The Dalai Lama voiced sadness on Friday at the reported self--immolation of two more Tibetans, the latest in a wave of such protests against Beijing’s rule.
However, the exiled Tibetan spiritual leader — blamed by Beijing for fomenting the burning protests — was cautious of further comment since the issue was “very political."
“It is very, very sad,” he said, when asked about the latest two self-immolations in a restive southwestern region of China, reported by human rights groups.
“Indeed, very sad. But at the same time it is currently [a] very, very political issue.

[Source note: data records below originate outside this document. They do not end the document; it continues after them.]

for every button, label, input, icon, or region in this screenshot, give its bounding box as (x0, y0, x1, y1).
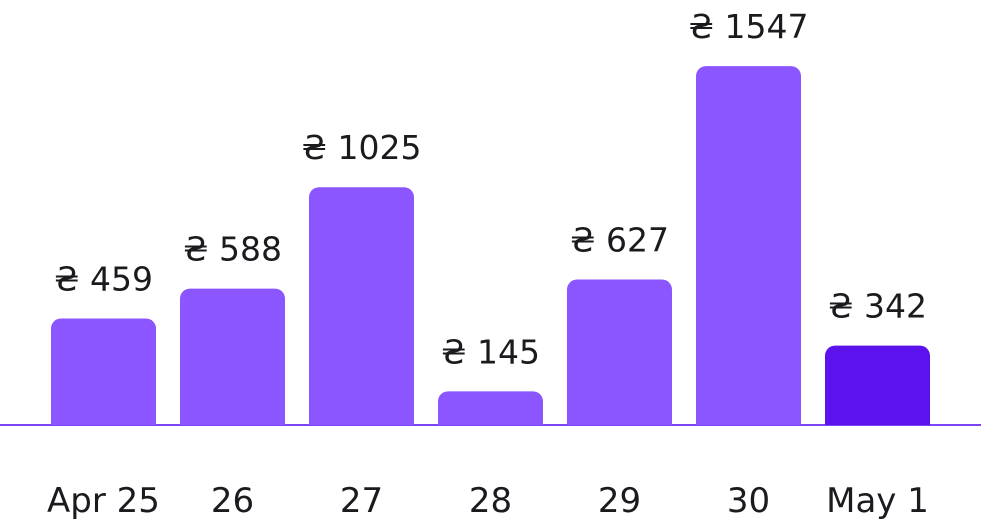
x-tick-label: May 1 (826, 481, 929, 521)
bar-value-label: ₴ 588 (183, 230, 282, 269)
bar-6[interactable] (696, 66, 801, 435)
x-tick-label: 27 (340, 481, 383, 521)
x-tick-labels-group: Apr 25 26 27 28 29 30 May 1 (47, 481, 929, 521)
x-tick-label: 26 (211, 481, 254, 521)
bars-group (51, 66, 930, 435)
bar-7[interactable] (825, 345, 930, 435)
bar-value-label: ₴ 342 (828, 287, 927, 326)
bar-value-label: ₴ 1025 (301, 128, 421, 167)
bar-value-label: ₴ 627 (570, 221, 669, 260)
x-tick-label: 29 (598, 481, 641, 521)
x-tick-label: 30 (727, 481, 770, 521)
value-labels-group: ₴ 459 ₴ 588 ₴ 1025 ₴ 145 ₴ 627 ₴ 1547 ₴ 342 (54, 7, 927, 371)
bar-3[interactable] (309, 187, 414, 435)
bar-value-label: ₴ 145 (441, 332, 540, 371)
x-tick-label: 28 (469, 481, 512, 521)
bar-value-label: ₴ 459 (54, 260, 153, 299)
bar-value-label: ₴ 1547 (688, 7, 808, 46)
x-tick-label: Apr 25 (47, 481, 160, 521)
bar-4[interactable] (438, 391, 543, 435)
bar-1[interactable] (51, 318, 156, 435)
bar-2[interactable] (180, 288, 285, 435)
bar-5[interactable] (567, 279, 672, 435)
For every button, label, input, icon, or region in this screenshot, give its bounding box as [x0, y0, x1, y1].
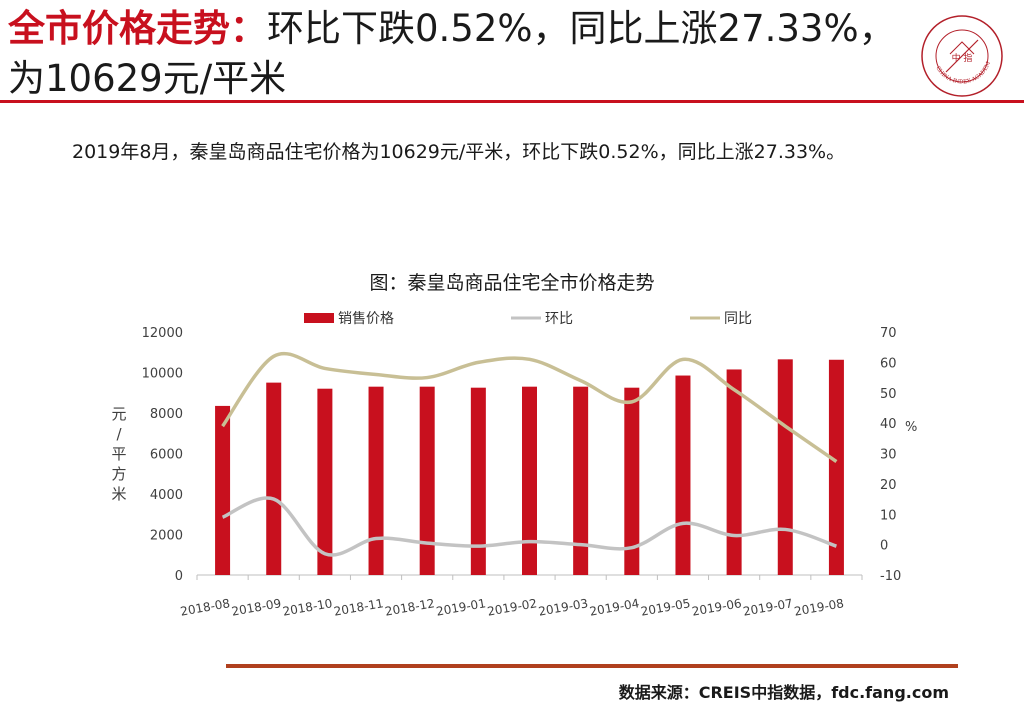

I prefer [to] remain silent,” he said on a visit to California.
A total of 34 Tibetans, many of them Buddhist monks and nuns, are now reported to have attempted to kill themselves in the same way since the start of last year over what they see as Chinese repression of their culture.
The latest self-immolations by a pair of young Tibetan men occurred on Thursday last week in Aba Prefecture, a rugged area of Sichuan Province, China, overseas Tibetan rights groups said.
Meanwhile, the Dalai Lama, who began a US trip in Hawaii before traveling to California this week and then on to Chicago and Canada, repeated on Friday his view that there were positive signs of political reform. He cited comments by outgoing Chinese Prime Minister Wen Jiabao (溫家寶), that China has no way forward but through economic and political structural reform, as well as the sidelining of a key hardliner.
“These things show [that] the more open-minded leaders ... are gaining the upper hand. So that’s a hopeful sign,” he told reporters in Long Beach, California.
China has imposed tight security to contain simmering discontent in Tibetan regions since 2008, when deadly rioting against Chinese rule broke out in Tibet’s capital Lhasa and spread to neighboring Tibetan-inhabited regions.
The 76-year-old laughed off a question about him visiting North Korea, currently in the spotlight over its recent rocket launch. China is Pyongyang’s sole major ally and provides a crucial prop for its ailing economy.
“If some serious invitation come from North Korea then no reason [to] refuse,” he said, laughing, before adding: “But impossible.”